Ликвидировав «четвёртую стену», режиссёр заставлял зрителей стать не наблюдателями, а участниками происходящего на сцене. Что бы ни ставил Малыщицкий – Володина, Айтматова или Кондратьева – это всегда был разговор глаза в глаза, на пределе искренности и с полным сознанием ответственности за каждое произнесённое со сцены слово. Его театр выдирался из жёстких рамок «правильности», и это дорого ему обошлось. Но и в разлуке со своим детищем, Мылыщицкий не отступил от своего кредо ни на йоту. И не сломался, создав ещё два театра. Однако самый счастливый жребий выпал всё-таки Молодёжному.
В 1983 году туда пришёл Ефим Падве. Пришёл из Малого драматического, где всё уже было им отлажено, всё работало как морской хронометр, по которому можно без опаски сверять курс к намеченной цели. Но ему нужно было сломать заданный курс и начать всё с начала. Падве был режиссёром иной генетики. Острая, разящая, материализованная публицистика, столь близкая Малыщицкому, была не его стихией. Его влекли невесомые психологические материи, которые нужно разобрать нить за нитью, чтобы увидеть скрытые под их покровом душевные тайники. Ефим Падве был мастером, живущим в трагическом противоречии гамлетовского накала, но, как и Владимир Малыщицкий, свято верил в необходимость говорить со зрителем о самом главном – о звёздном небе над ним и о нравственном законе внутри него. Его первой работой в Молодёжном стала инсценировка по «Игроку» Достоевского, последней – вампиловская «Утиная охота». В 1989 Ефим Михайлович неожиданно для всех отказался от руководства Молодёжным театром, но назвал того, кто сможет повести этот корабль дальше. И не ошибся в выборе.
Режиссёрский почерк Семёна Спивака – это тонкое психологическое кружево в соединении с искрометной театральностью. Молодой постановщик сумел подняться на мостик терзаемого бурями корабля по трапу, наведённому его предшественниками. «Легко говорить о глубоком – вот задача, которую я ставлю и себе, и артистам – признаётся Спивак. – Непременно легко. И светло. Это очень трудно. Потому мы и репетируем долго – добиваемся вот этой лёгкости. Гораздо проще на серьёзную тему говорить с показной тяжеловесностью. Таких театров много и это – их путь. А у нас иной внутренний девиз». И Молодёжный следует ему неукоснительно.

«Подставить зрителю плечо!» – именно в этом видит Семён Спивак предназначение театра.
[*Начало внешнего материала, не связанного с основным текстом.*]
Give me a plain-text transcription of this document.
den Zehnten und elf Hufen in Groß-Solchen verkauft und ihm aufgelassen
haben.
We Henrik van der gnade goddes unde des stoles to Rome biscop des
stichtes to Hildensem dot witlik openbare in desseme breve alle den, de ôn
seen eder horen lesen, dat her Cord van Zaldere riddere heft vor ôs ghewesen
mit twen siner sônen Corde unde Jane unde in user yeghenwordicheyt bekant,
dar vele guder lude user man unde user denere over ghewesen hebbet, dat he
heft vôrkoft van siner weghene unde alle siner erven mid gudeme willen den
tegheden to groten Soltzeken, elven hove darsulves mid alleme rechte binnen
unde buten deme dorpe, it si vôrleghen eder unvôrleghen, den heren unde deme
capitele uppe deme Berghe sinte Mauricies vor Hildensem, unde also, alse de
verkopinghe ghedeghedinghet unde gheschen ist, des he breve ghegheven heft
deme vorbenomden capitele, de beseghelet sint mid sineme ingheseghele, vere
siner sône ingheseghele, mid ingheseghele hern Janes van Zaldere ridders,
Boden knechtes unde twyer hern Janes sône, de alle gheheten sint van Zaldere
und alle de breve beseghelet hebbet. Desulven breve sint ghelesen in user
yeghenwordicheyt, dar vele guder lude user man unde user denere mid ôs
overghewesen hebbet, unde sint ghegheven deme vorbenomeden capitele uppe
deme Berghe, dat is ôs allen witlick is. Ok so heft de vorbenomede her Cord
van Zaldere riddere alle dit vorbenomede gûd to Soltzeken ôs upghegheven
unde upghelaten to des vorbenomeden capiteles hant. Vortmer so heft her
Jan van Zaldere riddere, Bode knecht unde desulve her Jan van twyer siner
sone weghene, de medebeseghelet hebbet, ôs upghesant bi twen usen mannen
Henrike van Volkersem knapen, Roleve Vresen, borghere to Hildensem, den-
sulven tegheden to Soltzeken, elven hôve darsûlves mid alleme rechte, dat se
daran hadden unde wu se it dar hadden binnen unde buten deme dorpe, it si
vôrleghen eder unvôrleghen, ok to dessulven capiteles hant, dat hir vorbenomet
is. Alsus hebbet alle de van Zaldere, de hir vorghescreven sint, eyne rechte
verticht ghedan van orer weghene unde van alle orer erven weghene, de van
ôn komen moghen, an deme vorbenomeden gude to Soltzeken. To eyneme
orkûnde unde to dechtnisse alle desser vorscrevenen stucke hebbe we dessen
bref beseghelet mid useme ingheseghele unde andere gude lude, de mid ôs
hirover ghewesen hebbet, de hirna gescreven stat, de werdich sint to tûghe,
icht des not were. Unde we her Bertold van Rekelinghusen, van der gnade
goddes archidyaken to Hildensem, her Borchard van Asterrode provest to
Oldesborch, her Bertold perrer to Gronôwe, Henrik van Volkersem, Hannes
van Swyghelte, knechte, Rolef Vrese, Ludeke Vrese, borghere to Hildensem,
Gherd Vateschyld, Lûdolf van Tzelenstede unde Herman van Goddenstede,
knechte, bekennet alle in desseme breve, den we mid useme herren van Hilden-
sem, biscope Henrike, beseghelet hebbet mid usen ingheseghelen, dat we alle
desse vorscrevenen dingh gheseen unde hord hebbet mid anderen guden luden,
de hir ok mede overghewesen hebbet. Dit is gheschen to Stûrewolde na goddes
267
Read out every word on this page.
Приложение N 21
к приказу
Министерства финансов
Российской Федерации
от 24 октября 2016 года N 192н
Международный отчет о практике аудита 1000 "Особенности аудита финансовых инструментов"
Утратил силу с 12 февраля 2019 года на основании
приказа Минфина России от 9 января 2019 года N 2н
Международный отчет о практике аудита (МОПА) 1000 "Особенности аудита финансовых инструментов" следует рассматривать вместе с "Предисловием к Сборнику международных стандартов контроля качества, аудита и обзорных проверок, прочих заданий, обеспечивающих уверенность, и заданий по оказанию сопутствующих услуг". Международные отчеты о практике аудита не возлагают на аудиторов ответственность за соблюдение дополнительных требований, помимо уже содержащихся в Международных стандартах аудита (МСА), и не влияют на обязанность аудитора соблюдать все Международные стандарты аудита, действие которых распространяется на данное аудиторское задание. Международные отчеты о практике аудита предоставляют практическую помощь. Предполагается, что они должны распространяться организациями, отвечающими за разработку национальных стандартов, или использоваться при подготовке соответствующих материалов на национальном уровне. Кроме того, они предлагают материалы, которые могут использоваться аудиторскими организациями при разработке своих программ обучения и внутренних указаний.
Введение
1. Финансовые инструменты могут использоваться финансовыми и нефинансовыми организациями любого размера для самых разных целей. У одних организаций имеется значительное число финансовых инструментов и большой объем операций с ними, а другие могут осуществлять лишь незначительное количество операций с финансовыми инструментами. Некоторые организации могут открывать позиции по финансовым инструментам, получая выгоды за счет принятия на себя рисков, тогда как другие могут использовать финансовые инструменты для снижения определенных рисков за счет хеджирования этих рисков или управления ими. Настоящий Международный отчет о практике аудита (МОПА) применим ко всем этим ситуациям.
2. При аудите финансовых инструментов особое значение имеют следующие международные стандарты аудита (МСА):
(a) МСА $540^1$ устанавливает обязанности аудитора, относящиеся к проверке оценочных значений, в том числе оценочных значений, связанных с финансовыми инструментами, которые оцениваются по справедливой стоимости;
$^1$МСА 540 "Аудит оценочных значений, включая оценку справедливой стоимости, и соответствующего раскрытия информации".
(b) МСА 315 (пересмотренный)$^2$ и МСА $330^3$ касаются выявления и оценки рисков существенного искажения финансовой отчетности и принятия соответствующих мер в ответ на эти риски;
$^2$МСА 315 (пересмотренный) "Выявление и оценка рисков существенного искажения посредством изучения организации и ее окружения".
Да, никакой, даже самый талантливый и проникновенный спектакль не станет панацеей от всех бед и страданий, но должен быть нитью Ариадны, ухватившись за которую душа сможет выбраться к свету из мрака отчаяния и безнадёги. В юности перед Спиваком стоял выбор – изобразительное искусство или театральное. Победил театр, потому, что живопись дело одинокое – художнику очень редко выпадает возможность увидеть, как «общаются» между собой его картина и зритель. Другое дело театр. Без диалога со зрителем, ведущегося на равных, его не существует. Первый режиссёрский опыт – спектакль «Старая Верона» по мотивам «Ромео и Джульетты» в любительском театре-клубе «Суббота» – позволил Спиваку с математической точностью вывести «формулу», по которой он работает всю жизнь: зритель приходит на спектакль, чтобы увидеть на сцене себя и понять что-то про свою жизнь такое, о чём прежде даже не подозревал.
В Молодёжный театр на Фонтанке Спивак пришёл, имея за плечами опыт работы в Театре имени Ленинского комсомола и Театре имени Ленсовета. Но главным его багажом был Молодой театр при Ленконцерте, существовавший на самой окраине города, что нисколько не останавливало публику, стремившуюся туда как корабли на маяки родной гавани. Теперь их курс лежал на набережную реки Фонтанки. Спивак из тех режиссёров, для которых театр – не место работы, а дом, который каждый день нужно наполнять теплом, светом, мечтами и надеждами, а главное – беречь от всяческой скверны.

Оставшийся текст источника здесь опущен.